Paying hefty business rates for commercial properties that are not generating income is definitely a huge financial burden. This is why landlords are looking for ways to avoid business rates on empty properties. In 2008, the government reduced the rates relief period for a non-industrial property to 3 months and 6 months for an industrial property.
This was in a bid to motivate landlords to get their premises reoccupied fast and supply the rising demand without having to increase the development of commercial properties. This was also aimed at improving the standards of competition in the market.
Normally, tenants of commercial properties are the ones obligated to pay business rates. However, with this law, landlords of non-industrial property are expected to start paying full business rates 3 months after the tenant has vacated while industrial properties receive 6 months of relief.
This is a major point of concern for landlords since if they are unable to reoccupy their premises within this period, then it means that they will not only be getting no revenue but they will also be incurring huge expenses.
There are certain properties, whether occupied or not, are completely exempt from business rates. This means that if your property is amongst these types, then you don't have to worry about paying any business rates.
It is, however, important to note that these exemptions only apply to properties in England. Exemptions in Wales and Scotland apply differently.
Sometime back business rates on empty properties did not apply to properties that had a rateable value of under £18,000. However, currently, exemptions from business rates apply to empty properties that have a rateable value of under £2,900. Exemption from business rates applies until they are reoccupied.
If your property doesn't fit any of the above-listed criteria, then after 3 months of being vacated (if it is non-industrial) or after 6 months (if it is industrial), then you will be forced to pay 100% of the business rates for the property. With the current economic conditions, finding tenants within the stipulated period of time is a major challenge.
However, even if the law seems strict on the landlords, there are numerous loopholes that the landowners are using to their advantage
in order to avoid paying business rates on empty properties. Putting up these measures significantly helps to ease the financial burden that they would have otherwise endured. If you are receiving empty property rate
s bills or are worried about a property that is about to become vacant, then here are some methods you too can use.
One of the most common techniques of avoiding to pay business rates on empty properties is finding tenants that are willing to occupy the property for at least 6 weeks. Once it is let or occupied, the tenant will be obliged to pay the business rates, however, after their lease is over and the property is left empty once again, your rates exemption period is renewed. The process can be repeated several times. In most cases, a reverse payable premium is usually considered which helps to reduce the liability of the tenant.
However, for this method to work, it must be proven that the property occupation is beneficial to the tenant and that there is some degree of permanence. Another main challenge of this method is finding temporary tenants, however, there are guardian services firms that are dedicated to providing guaranteed temporary property accommodation for a fee. If this is something you would like to know more about, you can contact us here at VPS to find out more about our property guardian and vacant property services.

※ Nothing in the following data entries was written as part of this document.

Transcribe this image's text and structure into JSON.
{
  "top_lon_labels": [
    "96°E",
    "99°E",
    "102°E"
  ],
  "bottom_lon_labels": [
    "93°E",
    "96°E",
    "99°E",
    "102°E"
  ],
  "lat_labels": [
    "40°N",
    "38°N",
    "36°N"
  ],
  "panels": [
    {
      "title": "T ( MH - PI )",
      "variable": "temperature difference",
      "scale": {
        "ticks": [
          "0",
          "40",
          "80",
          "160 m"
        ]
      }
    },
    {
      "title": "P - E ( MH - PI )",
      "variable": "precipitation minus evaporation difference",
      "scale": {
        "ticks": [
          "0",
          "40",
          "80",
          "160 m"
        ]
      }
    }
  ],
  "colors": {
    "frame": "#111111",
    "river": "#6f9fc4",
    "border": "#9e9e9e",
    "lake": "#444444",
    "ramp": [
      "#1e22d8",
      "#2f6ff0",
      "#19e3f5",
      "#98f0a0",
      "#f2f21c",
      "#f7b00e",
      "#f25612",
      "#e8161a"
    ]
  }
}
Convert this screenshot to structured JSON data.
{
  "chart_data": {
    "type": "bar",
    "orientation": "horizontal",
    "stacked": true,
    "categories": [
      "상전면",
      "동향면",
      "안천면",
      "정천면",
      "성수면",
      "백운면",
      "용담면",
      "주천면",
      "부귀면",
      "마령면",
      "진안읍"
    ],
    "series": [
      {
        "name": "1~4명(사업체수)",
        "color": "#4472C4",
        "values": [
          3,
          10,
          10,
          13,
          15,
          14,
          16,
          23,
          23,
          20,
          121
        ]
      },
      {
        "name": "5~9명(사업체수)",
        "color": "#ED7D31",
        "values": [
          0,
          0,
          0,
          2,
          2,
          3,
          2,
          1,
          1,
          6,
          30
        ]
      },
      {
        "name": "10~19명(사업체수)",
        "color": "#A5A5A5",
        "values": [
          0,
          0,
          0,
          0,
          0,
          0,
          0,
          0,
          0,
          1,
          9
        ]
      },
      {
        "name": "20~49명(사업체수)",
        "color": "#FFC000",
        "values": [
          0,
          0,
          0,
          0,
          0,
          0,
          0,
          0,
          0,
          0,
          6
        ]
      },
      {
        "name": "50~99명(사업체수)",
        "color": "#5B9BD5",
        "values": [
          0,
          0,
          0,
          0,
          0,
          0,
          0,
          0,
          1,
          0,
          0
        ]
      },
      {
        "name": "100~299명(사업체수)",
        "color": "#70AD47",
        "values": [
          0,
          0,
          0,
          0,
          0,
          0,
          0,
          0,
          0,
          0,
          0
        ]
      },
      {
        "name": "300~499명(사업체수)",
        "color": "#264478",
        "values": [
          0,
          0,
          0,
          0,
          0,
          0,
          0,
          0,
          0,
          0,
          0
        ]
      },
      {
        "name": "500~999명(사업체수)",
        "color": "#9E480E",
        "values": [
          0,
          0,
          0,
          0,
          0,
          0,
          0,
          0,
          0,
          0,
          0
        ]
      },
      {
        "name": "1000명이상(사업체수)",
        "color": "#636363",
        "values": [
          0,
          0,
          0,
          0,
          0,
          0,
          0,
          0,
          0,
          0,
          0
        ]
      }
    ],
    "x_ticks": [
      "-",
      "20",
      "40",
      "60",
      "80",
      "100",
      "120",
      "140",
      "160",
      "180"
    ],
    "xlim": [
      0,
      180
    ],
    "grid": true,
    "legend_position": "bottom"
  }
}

In some cases, the landlord themselves might act as temporary tenants. In this method, the landlord occupies the land for at least 6 weeks. Upon vacation, the landlord can claim a renewed rates exemption period. This technique can also be utilized repeatedly. However, same as the short-term tenant, the landlord has to prove that the property occupation is beneficial to them.
Letting out your property to charity is another effective measure that you can implement. It is worth noting that registered charities are only obliged to pay 20% of the full business rates. Therefore, provided they use the property for charity purposes only, then you might make an arrangement to pay for them the 20% may be through contributions. This is definitely a good deal instead of you having to pay the full 100% on your own.
For a property to be business rates payable, then the occupation of the property must be beneficial to the occupier. In the worst-case scenarios, a property owner might choose to demolish the property in order for it to be less beneficial. However, this option should be chosen after a lot of considerations. A cost-benefit analysis should be properly done to avoid any regrets.
There are many techniques for avoiding paying business rates on empty properties. However, some are more effective than others. The ones listed above are some of the best ways. However, only time will tell if the government will find ways to counter these measures.